Сын Америки - Райт Ричард (книги бесплатно читать без txt) 📗
– До свидания, шеф.
Биггер, уничтоженный и опустошенный, соскользнул с койки на пол. Он услышал удаляющиеся шаги. Дверь отворилась и захлопнулась снова. Он был один, безнадежно, непоправимо один. Он повалился ничком и заплакал, недоумевая, какая сила распоряжается им, почему он здесь.
Он лежал на холодном полу и плакал; но на самом деле он твердо стоял на ногах и держал в руках всю свою жизнь, взирая на нее недоуменно и тревожно. Он лежал на холодном полу и плакал; но на самом деле он пробивался вперед, всеми своими крохотными силенками напирая на мир, слишком большой и слишком неприступный для него. Он лежал на холодном полу и плакал; но на самом деле он со страстным упорством нащупывал среди хаоса явлений путь туда, где он предчувствовал источник благодатной влаги, способной утолить жажду его сердца и разума.
Он плакал оттого, что снова доверился своим чувствам, и снова они обманули его. Откуда явилась у него эта потребность объяснить, открыть свои чувства? Почему он не прислушался к тем откликам, которые эти чувства рождали в чужих сердцах? Было время, когда он слышал отклики, по всегда они звучали так, чти он, негр, не мог ни понять их, ни принять, не унизив себя перед лицом того мира, в котором он впервые себя обрел. Он боялся и ненавидел проповедника, потому что проповедник советовал ему склониться и просить о милосердии, но, как бы ни нуждался он в милосердии, гордость никогда не допустит его до этого, никогда, покуда он жив, покуда светит солнце. А Джан? А Макс? Они советовали ему верить в самого себя. Однажды он уже попробовал последовать безоговорочно тому, что подсказывала ему его жизнь, не останавливаясь даже перед убийством. Он опорожнил сосуд, наполненный для него жизнью, и не встретил смысла, которого искал. Сейчас сосуд снова полон, и снова нужно его опорожнить. Но только не слепо на этот раз! Он чувствовал, что не может теперь сделать ни одного движения, повинуясь только внутреннему велению своих чувств; чувствовал, что теперь, для того чтобы действовать, ему нужен свет.
Постепенно его рыдания стихли – не потому, что он успокоился, но потому, что у него иссякли силы, – и он перевернулся на спину и стал смотреть в потолок. Он сознался, и теперь смерть вплотную придвинулась к нему. Как же ему встретить эту смерть на глазах у толпы белых, жаждущих смертью расквитаться с ним за то, что он бросил им в лицо всю обиду человека, у которого черпая кожа? Как может теперь он в смерти победить?

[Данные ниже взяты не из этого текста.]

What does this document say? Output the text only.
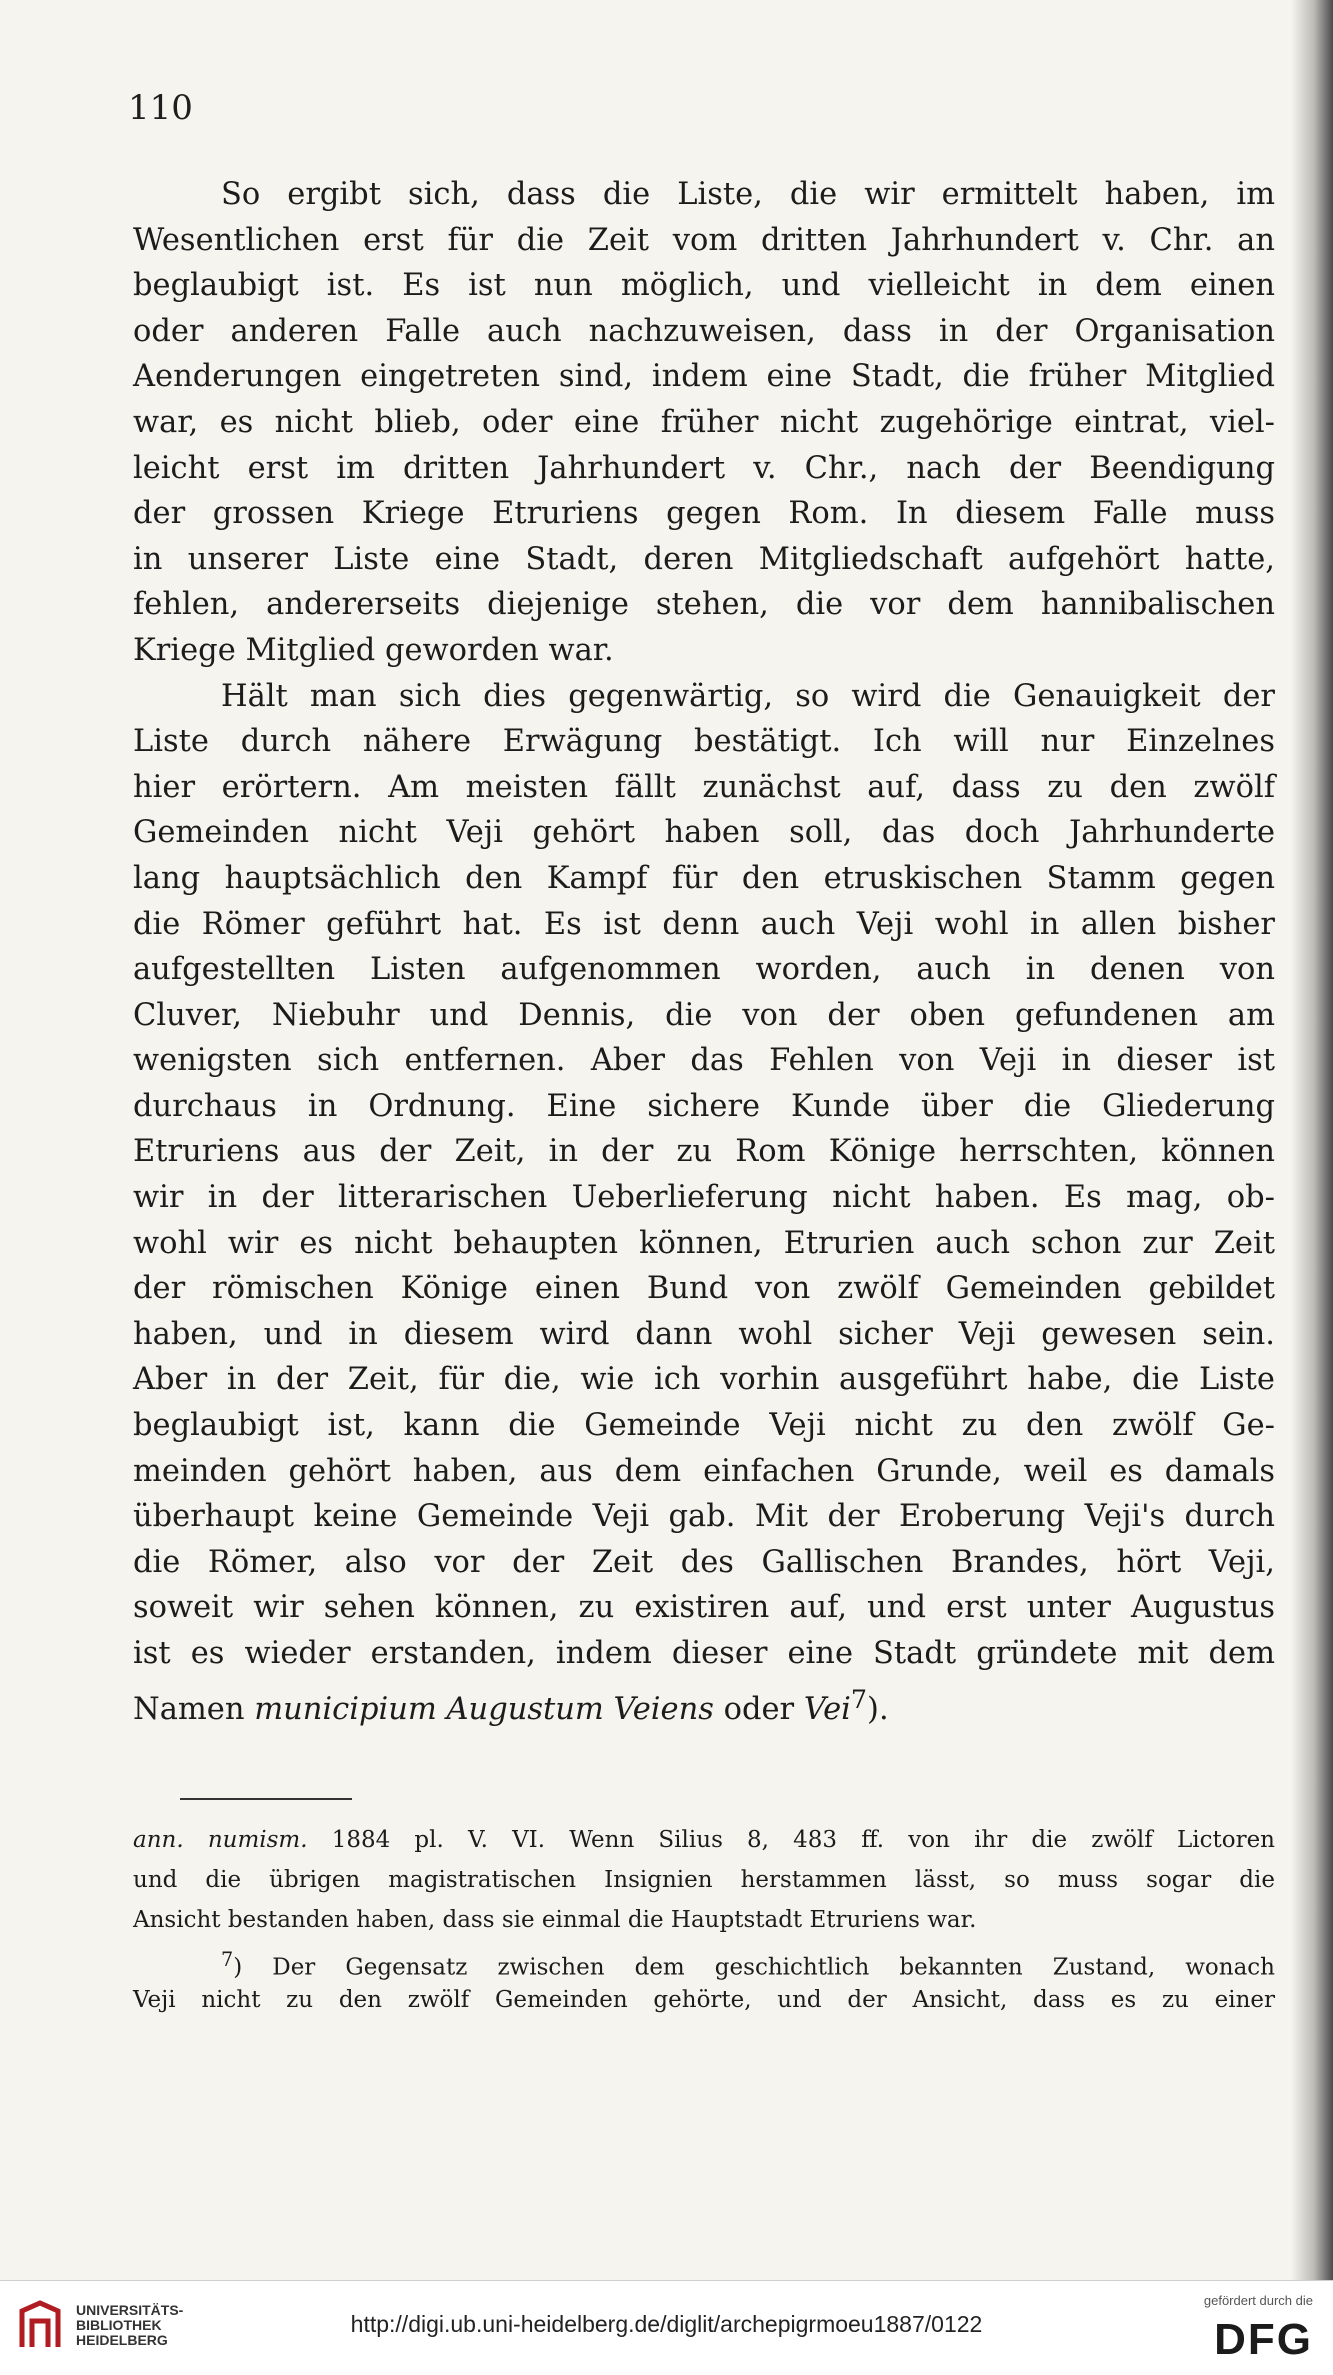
110
So ergibt sich, dass die Liste, die wir ermittelt haben, im
Wesentlichen erst für die Zeit vom dritten Jahrhundert v. Chr. an
beglaubigt ist. Es ist nun möglich, und vielleicht in dem einen
oder anderen Falle auch nachzuweisen, dass in der Organisation
Aenderungen eingetreten sind, indem eine Stadt, die früher Mitglied
war, es nicht blieb, oder eine früher nicht zugehörige eintrat, viel-
leicht erst im dritten Jahrhundert v. Chr., nach der Beendigung
der grossen Kriege Etruriens gegen Rom. In diesem Falle muss
in unserer Liste eine Stadt, deren Mitgliedschaft aufgehört hatte,
fehlen, andererseits diejenige stehen, die vor dem hannibalischen
Kriege Mitglied geworden war.
Hält man sich dies gegenwärtig, so wird die Genauigkeit der
Liste durch nähere Erwägung bestätigt. Ich will nur Einzelnes
hier erörtern. Am meisten fällt zunächst auf, dass zu den zwölf
Gemeinden nicht Veji gehört haben soll, das doch Jahrhunderte
lang hauptsächlich den Kampf für den etruskischen Stamm gegen
die Römer geführt hat. Es ist denn auch Veji wohl in allen bisher
aufgestellten Listen aufgenommen worden, auch in denen von
Cluver, Niebuhr und Dennis, die von der oben gefundenen am
wenigsten sich entfernen. Aber das Fehlen von Veji in dieser ist
durchaus in Ordnung. Eine sichere Kunde über die Gliederung
Etruriens aus der Zeit, in der zu Rom Könige herrschten, können
wir in der litterarischen Ueberlieferung nicht haben. Es mag, ob-
wohl wir es nicht behaupten können, Etrurien auch schon zur Zeit
der römischen Könige einen Bund von zwölf Gemeinden gebildet
haben, und in diesem wird dann wohl sicher Veji gewesen sein.
Aber in der Zeit, für die, wie ich vorhin ausgeführt habe, die Liste
beglaubigt ist, kann die Gemeinde Veji nicht zu den zwölf Ge-
meinden gehört haben, aus dem einfachen Grunde, weil es damals
überhaupt keine Gemeinde Veji gab. Mit der Eroberung Veji's durch
die Römer, also vor der Zeit des Gallischen Brandes, hört Veji,
soweit wir sehen können, zu existiren auf, und erst unter Augustus
ist es wieder erstanden, indem dieser eine Stadt gründete mit dem
Namen municipium Augustum Veiens oder Vei$^7$).
ann. numism. 1884 pl. V. VI. Wenn Silius 8, 483 ff. von ihr die zwölf Lictoren
und die übrigen magistratischen Insignien herstammen lässt, so muss sogar die
Ansicht bestanden haben, dass sie einmal die Hauptstadt Etruriens war.
$^7$) Der Gegensatz zwischen dem geschichtlich bekannten Zustand, wonach
Veji nicht zu den zwölf Gemeinden gehörte, und der Ansicht, dass es zu einer
UNIVERSITÄTS-
BIBLIOTHEK
HEIDELBERG
http://digi.ub.uni-heidelberg.de/diglit/archepigrmoeu1887/0122
gefördert durch die
DFG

Он вздохнул, поднялся с пола, лег на койку и долго лежал так, не то бодрствуя, не то дремля. Потом дверь отворилась, четыре полисмена вошли и окружили койку, один тронул его за плечо.
– Вставай, малый.
Он сел и обвел их вопрошающим взглядом.
– Пойдешь опять к коронеру.
Они защелкнули наручники на его запястьях и повели его через коридор к дожидающемуся лифту. Дверцы захлопнулись, и он провалился вниз, в пространство, стоя между четырьмя рослыми молчаливыми людьми в синих мундирах. Лифт остановился, дверцы распахнулись, он увидел бушующую толпу и услышал шум голосов. Его повели по узкому проходу в толпе.
– А, сволочь!
– Смотри, какой черный!
– Убить его!
Сильный удар в висок сбил его с ног. Лица и голоса исчезли. В голове застучала боль, правая половина лица онемела. Он поднял локоть, заслоняясь, но его рывком заставили встать и идти дальше. Когда в глазах у него прояснилось, он увидел, что полисмены оттесняют от него худощавого белого мужчину. Крики слились в оглушительный рев. Впереди какой-то белый человек стучал по столу куском дерева, похожим на молоток.
– Тише! Или я всех, кроме свидетелей, удалю из зала!
Шум утих. Полисмен подтолкнул Биггера к деревянному креслу. От стены до стены простиралась сплошная масса белых лиц. Кругом с дубинками в руках стояли полисмены, краснолицые и суровые, расправив квадратные плечи, поблескивая серебряными бляхами на груди, зорко глядя по сторонам голубыми и серыми глазами. Справа от человека за столом, по трое в ряд, сидели в креслах шесть человек, держа на коленях пальто и шляпы. Биггер огляделся и увидел еще столик, на котором были сложены кучкой белые кости; рядом лежало его письмо, придавленное склянкой с чернилами. Посреди стола лежало еще несколько листов бумаги, скрепленных металлической скрепкой; это было его подписанное признание. Мистер Долтон, бледный, седой, тоже был здесь; а рядом с ним сидела миссис Долтон, прямая и неподвижная, с лицом, как всегда доверчиво приподнятым кверху и отклоненным вбок. Потом он увидел сундук, в который он с таким трудом втиснул тело Мэри, сундук, который он тащил по лестнице вниз и потом возил на вокзал. А еще, да, еще там было почерневшее лезвие топора и маленький круглый кусочек металла. Биггер почувствовал чью-то руку на своем плече и оглянулся; Макс улыбался ему:
– Ничего, Биггер, ничего. Говорить вам здесь не придется. И это все будет недолго.
Человек за столом опять постучал:
– Есть ли здесь кто-либо из родственников покойной, кто мог бы дать нам сведения о ее семье?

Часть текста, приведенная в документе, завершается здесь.